Il finale forse è eccessivamente telefonato e rivelato in maniera un po’ troppo aperta. L’avrei lasciato sotto il manto del dubbio e una più sottile metafora. Ma è davvero cercare il pelo nell’uovo. Ottima prova.
Segnalo un typo a due terzi del racconto: “No, non possono andarmene”.
Fagiani a cena
Adoro! Racconto geniale! Mi sono sganasciato dal ridere. Ritmo e tempi comici assolutamente perfetti! Freddure che in qualche caso si potrebbero giudicare tranquillamente come banali o troppo idiote per far sorridere, riescono a trovare qui una comicità inusitata semplicemente per mano della penna dell’autore, che le inserisce magistralmente nel ritmo dei dialoghi. Il meccanismo comico è inappuntabile!

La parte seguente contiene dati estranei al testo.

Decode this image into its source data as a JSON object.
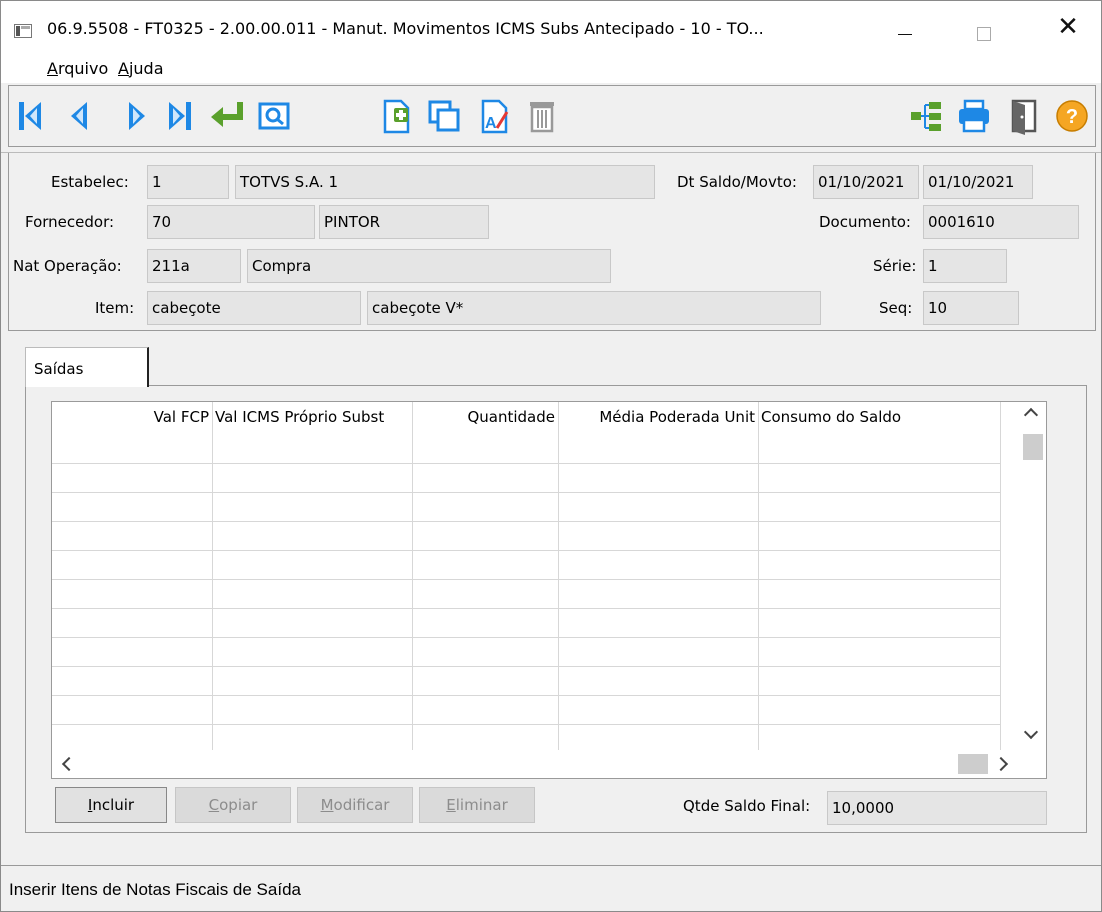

A dare ancora più forza al surrealismo e all’assurdità dei dialoghi concorre lo stile delle descrizioni, al contrario molto raffinate e curate: l’estremo contrasto rafforza imprevedibilmente tutto l’impianto. Scrivere per far ridere è secondo me una delle cose più difficili in assoluto, nel mondo della scrittura, e questo racconto secondo me rivela un autentico talento.
Unico appunto: un uso un po’ generoso delle virgole, laddove a mio parere sarebbero più indicati altri segni di interpunzione.
Parentesi divertente: ci sono quasi rimasto leggendolo, dato che il racconto è ambientato a Bologna (non mi pare di averti chiesto il perché della scelta) e vede protagonista un soggetto di nome Tony. Uno dei miei migliori amici si chiama esattamente Tony (con la y), ama giocare a fare il detective e coltiva zafferano (e ci sono parecchie altre coincidenze qua e là). Ho pensato si fosse rotto Matrix.